Il disco parte bene con la traccia New Morning quasi appunto a prendere per mano l’ascoltatore ed accompagnarlo verso un etereo viaggio ai limiti della new age. Ed ecco che poi si attacca col singolo Yoyogi Park, un pezzo di jungle atmosferico, decisamente ben arrangiato, sufficientemente orecchiabile, e che si presta altrettanto a remix (quando ne sentiremo?). Le sonorità sono variegate, con aggiunte di corali in sottofondo che richiamano molto Four Tet così come la traccia successiva Young che, pur caratterizzata da tonalità più oscure, non aggiunge altra carne al fuoco dal punto di vista di groove emotivo.
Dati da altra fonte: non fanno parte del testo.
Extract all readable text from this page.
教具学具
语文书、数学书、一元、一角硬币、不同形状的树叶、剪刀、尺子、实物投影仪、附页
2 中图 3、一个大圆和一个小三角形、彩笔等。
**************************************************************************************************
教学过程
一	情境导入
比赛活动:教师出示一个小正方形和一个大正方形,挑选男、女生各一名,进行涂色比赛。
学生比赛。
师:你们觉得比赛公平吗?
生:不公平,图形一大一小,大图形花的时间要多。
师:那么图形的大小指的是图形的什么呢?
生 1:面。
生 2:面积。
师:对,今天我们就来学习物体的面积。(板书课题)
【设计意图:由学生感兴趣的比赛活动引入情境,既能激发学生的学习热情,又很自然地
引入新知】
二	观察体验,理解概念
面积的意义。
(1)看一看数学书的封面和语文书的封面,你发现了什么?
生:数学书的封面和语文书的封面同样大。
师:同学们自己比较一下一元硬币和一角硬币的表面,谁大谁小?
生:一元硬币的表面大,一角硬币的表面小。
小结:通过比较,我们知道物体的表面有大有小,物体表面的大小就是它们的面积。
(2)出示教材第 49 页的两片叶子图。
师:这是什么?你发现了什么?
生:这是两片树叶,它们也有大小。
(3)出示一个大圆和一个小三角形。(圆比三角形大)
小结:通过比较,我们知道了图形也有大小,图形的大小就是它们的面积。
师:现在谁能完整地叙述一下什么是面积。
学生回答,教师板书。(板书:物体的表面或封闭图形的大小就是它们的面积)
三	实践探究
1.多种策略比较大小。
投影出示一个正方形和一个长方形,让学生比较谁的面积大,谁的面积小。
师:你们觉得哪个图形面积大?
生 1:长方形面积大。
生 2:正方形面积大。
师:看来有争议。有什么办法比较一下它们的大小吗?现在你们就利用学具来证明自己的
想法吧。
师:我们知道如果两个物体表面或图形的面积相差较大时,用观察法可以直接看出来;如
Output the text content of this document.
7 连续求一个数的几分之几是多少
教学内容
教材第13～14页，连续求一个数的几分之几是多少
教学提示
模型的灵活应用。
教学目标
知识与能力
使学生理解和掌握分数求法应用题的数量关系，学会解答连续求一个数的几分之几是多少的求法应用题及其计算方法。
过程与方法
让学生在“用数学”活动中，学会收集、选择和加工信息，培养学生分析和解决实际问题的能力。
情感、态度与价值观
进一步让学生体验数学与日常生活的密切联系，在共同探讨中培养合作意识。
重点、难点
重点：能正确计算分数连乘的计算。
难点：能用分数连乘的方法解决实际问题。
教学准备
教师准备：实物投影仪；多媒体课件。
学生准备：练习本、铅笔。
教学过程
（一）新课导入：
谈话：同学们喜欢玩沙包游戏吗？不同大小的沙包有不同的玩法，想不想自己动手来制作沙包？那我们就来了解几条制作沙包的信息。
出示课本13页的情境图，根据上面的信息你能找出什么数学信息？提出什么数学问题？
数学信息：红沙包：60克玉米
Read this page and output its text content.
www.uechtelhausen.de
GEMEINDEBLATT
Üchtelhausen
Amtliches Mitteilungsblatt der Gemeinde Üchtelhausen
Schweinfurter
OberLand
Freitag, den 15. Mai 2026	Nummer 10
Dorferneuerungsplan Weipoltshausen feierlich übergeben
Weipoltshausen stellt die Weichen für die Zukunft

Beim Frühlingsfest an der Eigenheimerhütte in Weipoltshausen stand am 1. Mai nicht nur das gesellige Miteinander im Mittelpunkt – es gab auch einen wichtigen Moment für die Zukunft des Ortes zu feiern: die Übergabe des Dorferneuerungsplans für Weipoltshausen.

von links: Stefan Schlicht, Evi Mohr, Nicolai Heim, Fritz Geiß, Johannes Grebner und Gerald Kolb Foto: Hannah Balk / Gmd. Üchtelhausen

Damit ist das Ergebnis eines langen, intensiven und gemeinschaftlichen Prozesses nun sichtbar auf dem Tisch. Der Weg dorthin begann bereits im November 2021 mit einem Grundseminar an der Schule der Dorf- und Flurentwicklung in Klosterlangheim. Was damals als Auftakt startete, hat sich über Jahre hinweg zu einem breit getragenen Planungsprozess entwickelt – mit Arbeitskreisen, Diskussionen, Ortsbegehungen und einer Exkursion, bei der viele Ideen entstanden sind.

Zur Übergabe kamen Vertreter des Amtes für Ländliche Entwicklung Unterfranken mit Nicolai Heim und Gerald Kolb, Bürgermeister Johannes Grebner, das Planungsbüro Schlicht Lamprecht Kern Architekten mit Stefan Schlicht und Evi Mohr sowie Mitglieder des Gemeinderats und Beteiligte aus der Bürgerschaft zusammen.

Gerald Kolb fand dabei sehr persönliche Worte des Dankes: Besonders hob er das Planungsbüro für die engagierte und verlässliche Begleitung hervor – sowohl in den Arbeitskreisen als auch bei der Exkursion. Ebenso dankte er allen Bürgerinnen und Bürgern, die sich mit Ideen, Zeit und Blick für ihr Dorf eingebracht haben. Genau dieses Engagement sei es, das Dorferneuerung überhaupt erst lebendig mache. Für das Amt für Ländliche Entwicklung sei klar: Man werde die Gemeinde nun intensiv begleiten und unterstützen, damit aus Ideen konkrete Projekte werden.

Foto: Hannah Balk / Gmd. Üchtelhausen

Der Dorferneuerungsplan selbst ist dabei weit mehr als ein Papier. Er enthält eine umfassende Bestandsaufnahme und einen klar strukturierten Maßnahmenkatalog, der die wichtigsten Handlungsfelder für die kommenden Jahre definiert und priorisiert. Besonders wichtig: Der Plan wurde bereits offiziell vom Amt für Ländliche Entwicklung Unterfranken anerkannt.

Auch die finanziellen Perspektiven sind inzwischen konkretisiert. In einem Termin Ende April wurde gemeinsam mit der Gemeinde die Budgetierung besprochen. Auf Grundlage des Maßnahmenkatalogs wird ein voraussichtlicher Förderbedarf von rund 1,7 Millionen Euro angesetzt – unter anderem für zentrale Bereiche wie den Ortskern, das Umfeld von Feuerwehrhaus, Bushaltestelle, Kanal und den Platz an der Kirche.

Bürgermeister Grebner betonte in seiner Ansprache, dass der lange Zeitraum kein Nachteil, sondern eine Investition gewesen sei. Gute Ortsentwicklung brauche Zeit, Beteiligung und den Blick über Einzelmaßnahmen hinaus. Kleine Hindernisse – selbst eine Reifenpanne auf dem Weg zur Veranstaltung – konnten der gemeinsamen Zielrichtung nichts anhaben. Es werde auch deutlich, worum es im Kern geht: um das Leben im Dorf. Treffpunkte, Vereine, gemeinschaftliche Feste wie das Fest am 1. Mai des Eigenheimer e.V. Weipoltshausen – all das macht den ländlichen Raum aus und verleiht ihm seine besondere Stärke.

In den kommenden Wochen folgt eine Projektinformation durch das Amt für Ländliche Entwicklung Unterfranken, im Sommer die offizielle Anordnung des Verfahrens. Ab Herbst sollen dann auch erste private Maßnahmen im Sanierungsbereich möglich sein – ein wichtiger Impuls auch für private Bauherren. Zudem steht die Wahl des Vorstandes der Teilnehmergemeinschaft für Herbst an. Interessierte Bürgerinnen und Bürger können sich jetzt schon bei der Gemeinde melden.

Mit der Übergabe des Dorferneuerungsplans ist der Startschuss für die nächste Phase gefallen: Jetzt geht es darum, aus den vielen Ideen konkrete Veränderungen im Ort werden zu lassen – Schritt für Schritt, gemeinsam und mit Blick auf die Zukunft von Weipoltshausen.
Dopodiché, un po’ come succede quando si perde aderenza per la pioggia o neve e si sbanda, il disco prende una direzione del tutto inaspettata. Pur rimanendo nell’elettronica di ascolto e da atmosfera, i pezzi che si susseguono perdono la loro intensità e carica e risultano assai banali come se si fosse inceppato un meccanismo di una macchina sofisticata. Il disco si riprende con Fires in the Dark, dal breakbeat duro e arrabbiato quasi a ricordarci le sensazioni del primo Burial. Tuttavia, pezzi come All in the same Breath rimangono solo un po’ provocatori, forse per nascondere un po’ la mancanza di idee.

Si capisce l’intento dell’artista, cioè del voler far immergere l’ascoltatore in un suono rarefatto e accogliente di ritmi dance-friendly. Con Croatian Amor questa volta, Loke Rahbek non ha prodotto alcuna visione chiara al di là di un lavoro di ingegnosità tecnica. Il suono pur tecnicamente sofisticato non è nulla di nuovo, anzi sembra un déjà vu. Esso si sposta quasi inosservato tra breakbeat e ambient, e i riferimenti a trend setter come Aphex Twin diventano immensamente chiari.

Il disco “All In The Same Breath” rimane tuttavia limitato dalle sue stesse ambizioni e dal desiderio di ottenere un prodotto tecnicamente valido invece di qualcosa che trasmetta emozioni un po’ oltre la ormai solita indolenza dallo stampo scandinavo.